Mike Fister, general manager of Intel’s Enterprise Platforms Group, said just enough about its Xeon and Itanium processor plans for the next two years to make its systems partners hungry without telling them everything on the menu.

Taking it from the bottom up, Fister said that the Nocona Xeon DP processors that Intel would deliver in the second quarter would run at 3.6GHz and would have 1MB of L3 cache memory.

Up until now, Intel had not divulged the feeds and speeds of Nocona, other than to say that the chips would support 400MHz DDR2 ECC main memory and an 800MHz front side bus.

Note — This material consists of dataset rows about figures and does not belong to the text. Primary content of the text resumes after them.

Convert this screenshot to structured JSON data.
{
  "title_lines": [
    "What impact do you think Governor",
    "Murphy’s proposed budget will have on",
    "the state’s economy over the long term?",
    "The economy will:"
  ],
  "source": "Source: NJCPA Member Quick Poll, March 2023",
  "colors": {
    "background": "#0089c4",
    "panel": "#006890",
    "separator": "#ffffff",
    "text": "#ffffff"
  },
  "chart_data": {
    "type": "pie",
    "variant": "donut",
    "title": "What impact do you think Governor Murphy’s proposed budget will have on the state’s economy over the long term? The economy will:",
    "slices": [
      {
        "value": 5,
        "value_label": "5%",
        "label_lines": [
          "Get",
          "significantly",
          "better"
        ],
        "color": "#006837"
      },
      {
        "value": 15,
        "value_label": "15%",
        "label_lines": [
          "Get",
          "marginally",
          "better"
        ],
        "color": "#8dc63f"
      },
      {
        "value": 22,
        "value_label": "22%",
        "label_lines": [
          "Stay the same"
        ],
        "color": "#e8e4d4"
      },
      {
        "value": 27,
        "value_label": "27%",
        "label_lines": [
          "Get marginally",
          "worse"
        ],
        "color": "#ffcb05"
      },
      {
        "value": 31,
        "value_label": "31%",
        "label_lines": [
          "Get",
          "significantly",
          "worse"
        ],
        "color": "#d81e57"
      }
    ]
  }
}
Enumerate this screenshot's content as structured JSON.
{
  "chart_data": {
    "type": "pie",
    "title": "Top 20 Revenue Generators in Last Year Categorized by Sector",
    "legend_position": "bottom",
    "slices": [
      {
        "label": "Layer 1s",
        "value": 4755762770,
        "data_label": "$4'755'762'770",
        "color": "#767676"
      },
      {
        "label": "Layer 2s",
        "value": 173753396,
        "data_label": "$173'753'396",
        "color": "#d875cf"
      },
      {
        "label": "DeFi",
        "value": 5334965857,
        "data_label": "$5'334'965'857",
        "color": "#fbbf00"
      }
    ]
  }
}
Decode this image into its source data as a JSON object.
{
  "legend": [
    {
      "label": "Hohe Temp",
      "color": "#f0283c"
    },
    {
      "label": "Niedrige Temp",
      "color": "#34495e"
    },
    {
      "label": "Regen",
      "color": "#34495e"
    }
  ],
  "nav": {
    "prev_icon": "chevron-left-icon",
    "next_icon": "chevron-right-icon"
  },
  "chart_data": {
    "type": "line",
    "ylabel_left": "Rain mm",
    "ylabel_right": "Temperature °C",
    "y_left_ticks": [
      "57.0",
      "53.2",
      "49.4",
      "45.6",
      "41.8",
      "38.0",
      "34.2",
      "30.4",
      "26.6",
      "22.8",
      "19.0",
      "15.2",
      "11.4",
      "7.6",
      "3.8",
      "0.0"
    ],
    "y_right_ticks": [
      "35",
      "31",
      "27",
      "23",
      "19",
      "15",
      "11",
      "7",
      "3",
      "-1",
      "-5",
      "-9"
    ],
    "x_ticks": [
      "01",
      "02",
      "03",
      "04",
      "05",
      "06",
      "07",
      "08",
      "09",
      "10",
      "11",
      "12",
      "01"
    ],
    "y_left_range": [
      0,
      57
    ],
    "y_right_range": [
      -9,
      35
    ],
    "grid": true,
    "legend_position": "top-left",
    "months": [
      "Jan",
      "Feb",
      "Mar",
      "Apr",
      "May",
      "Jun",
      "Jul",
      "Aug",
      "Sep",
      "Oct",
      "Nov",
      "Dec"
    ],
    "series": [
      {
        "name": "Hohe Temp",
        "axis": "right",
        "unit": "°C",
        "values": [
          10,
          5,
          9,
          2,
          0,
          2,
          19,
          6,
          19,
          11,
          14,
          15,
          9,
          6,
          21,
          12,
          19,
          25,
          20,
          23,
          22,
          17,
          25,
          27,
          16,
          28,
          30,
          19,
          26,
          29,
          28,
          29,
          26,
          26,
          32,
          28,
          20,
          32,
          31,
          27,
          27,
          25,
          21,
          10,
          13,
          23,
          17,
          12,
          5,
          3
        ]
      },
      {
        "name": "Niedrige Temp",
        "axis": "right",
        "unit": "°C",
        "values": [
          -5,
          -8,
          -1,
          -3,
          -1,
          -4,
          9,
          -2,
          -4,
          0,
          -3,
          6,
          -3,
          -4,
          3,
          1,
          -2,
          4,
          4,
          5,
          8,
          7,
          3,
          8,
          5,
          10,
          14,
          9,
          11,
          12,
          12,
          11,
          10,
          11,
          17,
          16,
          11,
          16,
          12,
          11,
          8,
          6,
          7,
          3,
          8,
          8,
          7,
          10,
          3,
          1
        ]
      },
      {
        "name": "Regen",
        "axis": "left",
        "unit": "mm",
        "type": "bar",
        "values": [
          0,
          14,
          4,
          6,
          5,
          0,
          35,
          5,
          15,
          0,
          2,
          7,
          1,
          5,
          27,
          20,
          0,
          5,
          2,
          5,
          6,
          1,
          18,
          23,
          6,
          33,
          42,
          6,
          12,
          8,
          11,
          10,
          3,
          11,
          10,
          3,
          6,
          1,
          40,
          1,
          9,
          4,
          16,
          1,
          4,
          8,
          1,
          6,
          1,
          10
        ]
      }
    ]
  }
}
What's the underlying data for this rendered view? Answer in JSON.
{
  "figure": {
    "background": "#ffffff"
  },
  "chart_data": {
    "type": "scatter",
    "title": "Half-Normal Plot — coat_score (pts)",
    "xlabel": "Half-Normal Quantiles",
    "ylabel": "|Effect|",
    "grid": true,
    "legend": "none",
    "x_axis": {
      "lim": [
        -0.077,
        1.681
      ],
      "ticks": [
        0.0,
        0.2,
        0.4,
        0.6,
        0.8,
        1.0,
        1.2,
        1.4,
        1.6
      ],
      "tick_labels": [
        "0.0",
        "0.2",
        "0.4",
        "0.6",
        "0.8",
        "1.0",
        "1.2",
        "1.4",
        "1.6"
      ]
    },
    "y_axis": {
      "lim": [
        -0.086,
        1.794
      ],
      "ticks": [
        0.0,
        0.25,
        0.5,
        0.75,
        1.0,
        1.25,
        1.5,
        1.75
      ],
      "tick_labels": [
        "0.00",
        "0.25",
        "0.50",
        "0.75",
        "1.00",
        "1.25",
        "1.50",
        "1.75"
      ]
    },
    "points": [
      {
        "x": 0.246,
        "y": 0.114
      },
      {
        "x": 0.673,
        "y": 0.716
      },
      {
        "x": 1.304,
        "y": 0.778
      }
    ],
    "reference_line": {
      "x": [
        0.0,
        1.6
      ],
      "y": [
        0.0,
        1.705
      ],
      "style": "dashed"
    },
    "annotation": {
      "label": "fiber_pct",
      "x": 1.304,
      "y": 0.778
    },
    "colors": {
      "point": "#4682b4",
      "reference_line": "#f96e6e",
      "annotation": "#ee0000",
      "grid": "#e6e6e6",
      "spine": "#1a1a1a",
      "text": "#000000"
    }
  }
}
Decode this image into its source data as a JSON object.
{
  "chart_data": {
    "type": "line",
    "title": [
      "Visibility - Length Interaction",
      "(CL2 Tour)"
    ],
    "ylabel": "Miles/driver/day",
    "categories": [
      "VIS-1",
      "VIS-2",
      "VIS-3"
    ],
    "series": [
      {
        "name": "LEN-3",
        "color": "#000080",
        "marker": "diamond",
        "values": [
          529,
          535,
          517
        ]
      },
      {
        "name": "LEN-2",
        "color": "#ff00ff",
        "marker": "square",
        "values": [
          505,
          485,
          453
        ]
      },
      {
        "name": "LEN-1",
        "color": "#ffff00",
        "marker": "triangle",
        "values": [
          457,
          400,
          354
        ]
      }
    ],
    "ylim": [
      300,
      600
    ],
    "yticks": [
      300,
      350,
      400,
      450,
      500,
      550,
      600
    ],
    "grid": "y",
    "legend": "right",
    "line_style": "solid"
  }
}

The Nocona will support the Lindenhurst chipset for dual-processor servers and the Tumwater variant aimed at high-end workstations; motherboards based on these chipsets will be able to support up to 16GB of main memory in four slots using 4GB DIMMs that uses considerably less power and generates a lot less heat than machines using 1GB or 2 GB DDR DIMMs

The future Jayhawk kickers to Nocona will also work in the Lindenhurst and Tumwater chipsets, and are probably Nocona’s with larger cache and more features activated that are latent in their cores (like HyperThreading was latent in the prior Northwood Pentium 4s and 64-bit was latent in the new Prescott Pentium 4s). Further out in 2005, Intel will deliver new chipsets that support the Jayhawks as well as an as-yet unnamed successor to them in the Xeon DP line.

In the second half of 2005, Intel will roll out a dual-core implementation of Potomac called Tulsa. It is not yet clear if the Tulsa processor will support HyperThreading as well as chip multithreading.

Fister said that all of the Xeons going forward would support three different modes: 32-bit applications on 32-bit operating systems, a so-called legacy mode; 32-bit applications running in compatibility mode on a 64-bit capable operating system; and a full-blown 64-bit mode for applications running on a 64-bit operating system.

On the Itanium MP front, Fister said that the updated Madison Itanium 2 processor that is expected in the second half of this year would include 9 MB of L3 cache and would run at 1.7GHz. It will probably provide about 15% more performance on workloads that don’t care all that much about L3 cache than the current 1.5GHz Madison chip, but could do a bit better than that on cache sensitive applications.

The news at this IDF was centered more on the Itanium DP front. The current Deerfield Low Voltage Itanium 2 DP processors, which ship in two-way servers aimed primarily at HPC clusters, current run at 1GHz or 1.4GHz and have 1.5MB of L3 cache. Later this year, Intel will launch a new Itanium DP chip dubbed Fanwood that will come in the regular DP and the low-voltage DP flavors. The Fanwood DP will run at 1.6Ghz and have 3MB of L3 cache, while the LV Fanwood DP will slow down slightly to 1.2GHz and have 3MB of L3 cache.